My whole photojournalism career has been about capturing people, places and events. You go into an assignment, assess the situations, the lighting, your subjects, what the message or tone is you want to capture. Set up your equipment, interact with your subject then capture the images.
But one problem I think all photographers face is settling into the routine as our careers develop and the years pass. We become too comfortable with the photos we take and thus, our photography becomes predictable and at times boring, Please do not misunderstand me, the photos are still great, they just lack sometimes in originality and are somewhat formulaic.
It is quite normal for photographers to go through a bit of a funk or to get stuck in a rut. I confess, after 24 years of shooting professionally, this is true for myself as well.
Lately though (really since starting to teach Cont. Ed. photography at Mount Royal University), I have tried to see things differently and to also work images differently too. At times, I have even *gasp* used just my iPhone to capture photos to post on Instagram rather than my bigger professional camera. And through this all, I have found at times the process quite liberating with the end result that my creative photo juices have started to flow again.
First, learning to see things different.
It can be a simple as opening your eyes and just watching the world. For example, the other morning while we were walking the dog (not ours, a friend who we are visiting), my kids saw her sniffing in some taller grass. I stopped to take a closer look and behold, there were a bunch of snails in shells sitting in the tall grass. The swirls, the lines, the colours – all caught my attention. I chose to take the image very close up and slightly off centre. Then I worked the image with a high contrast filter in photoshop. This is not something I would normally have photographed three or four years back. Too abstract for my normal style of years past (people/places/events). But by opening my eyes, I was able to capture a visually interesting image of something so small but so interesting.
Previously, I posted another blog about taking photos with a neutral density filter.
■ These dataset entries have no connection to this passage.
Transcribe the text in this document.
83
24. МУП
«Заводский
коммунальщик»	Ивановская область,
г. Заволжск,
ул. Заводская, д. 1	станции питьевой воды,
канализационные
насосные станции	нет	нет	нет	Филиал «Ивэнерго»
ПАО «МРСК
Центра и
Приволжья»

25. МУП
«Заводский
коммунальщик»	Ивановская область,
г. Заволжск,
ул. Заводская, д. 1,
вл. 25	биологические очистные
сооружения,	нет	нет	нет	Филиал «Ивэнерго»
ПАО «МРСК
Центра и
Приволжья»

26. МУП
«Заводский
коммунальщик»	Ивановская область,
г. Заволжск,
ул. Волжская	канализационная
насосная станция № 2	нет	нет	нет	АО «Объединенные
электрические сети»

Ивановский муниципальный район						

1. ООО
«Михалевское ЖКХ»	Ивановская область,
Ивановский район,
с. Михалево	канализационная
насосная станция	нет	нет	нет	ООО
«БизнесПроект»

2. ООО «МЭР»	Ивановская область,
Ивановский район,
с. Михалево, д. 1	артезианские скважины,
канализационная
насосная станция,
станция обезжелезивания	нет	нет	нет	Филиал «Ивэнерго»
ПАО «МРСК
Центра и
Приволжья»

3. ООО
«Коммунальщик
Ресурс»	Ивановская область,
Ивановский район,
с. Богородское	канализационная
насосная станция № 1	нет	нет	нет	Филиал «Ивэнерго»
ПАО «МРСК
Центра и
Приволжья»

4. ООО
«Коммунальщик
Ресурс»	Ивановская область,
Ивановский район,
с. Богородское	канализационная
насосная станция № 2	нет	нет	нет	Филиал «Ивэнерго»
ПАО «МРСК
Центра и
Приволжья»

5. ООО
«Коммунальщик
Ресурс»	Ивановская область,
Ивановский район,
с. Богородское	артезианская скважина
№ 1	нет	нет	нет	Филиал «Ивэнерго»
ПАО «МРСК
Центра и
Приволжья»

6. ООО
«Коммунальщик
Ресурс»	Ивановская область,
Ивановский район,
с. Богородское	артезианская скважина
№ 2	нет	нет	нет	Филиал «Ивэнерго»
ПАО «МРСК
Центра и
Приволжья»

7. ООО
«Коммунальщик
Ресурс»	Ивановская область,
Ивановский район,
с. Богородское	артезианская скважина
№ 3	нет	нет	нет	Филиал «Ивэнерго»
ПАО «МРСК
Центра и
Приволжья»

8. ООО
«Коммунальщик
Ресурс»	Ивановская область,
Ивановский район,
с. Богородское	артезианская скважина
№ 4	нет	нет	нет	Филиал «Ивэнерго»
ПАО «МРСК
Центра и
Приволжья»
This time I was able to photograph a water fall with a very slow shutter speed (0.8 seconds) while not on a tripod and no on camera filter. I rested my camera on a rock and supported it to make it somewhat level. Again, this time I tried a built in vivid filter in photoshop ( playing with preset filters is not my comfort zone as traditionally in journalism, corrections are kept simple). I also added a tilt shift filter in Instagram to create a more selective focus. Seeing that this image is not for print, more drastic changes are okay.
Finally, making the occasional return to my humble beginnings with simplicity.
When I first started taking photos, there were no digital cameras. Yes, there was colour film but I started my career with black and white photography. In fact, one of the earliest experiences I had was with a homemade pinhole camera with black and white paper in it.
I have always found something pure in black and white images. When I want to keep it simple, black and white it is. I am shooting on a digital camera these but have been tempted to buy some good old Ilfotech HC and Ilford film, break out the steel reels and do some darkroom work, but I haven’t quite ventured that retro yet. In the meantime, I’m happy shooting digital and converting to black and white. I push myself to see the world in greyscale. This happened while shooting a small Japanese garden I was wandering through. The image for me beckoned for simplicity, so I kept it simple. Again the image also had a tilt shift filter in Instagram added to bring the attention to the shrine.
I keep trying to experiment and push my personal photo boundaries as I work to reset my style and my photography. I will always have a photojournalism style but I think it’s good to also push my visual, more artist side to emerge.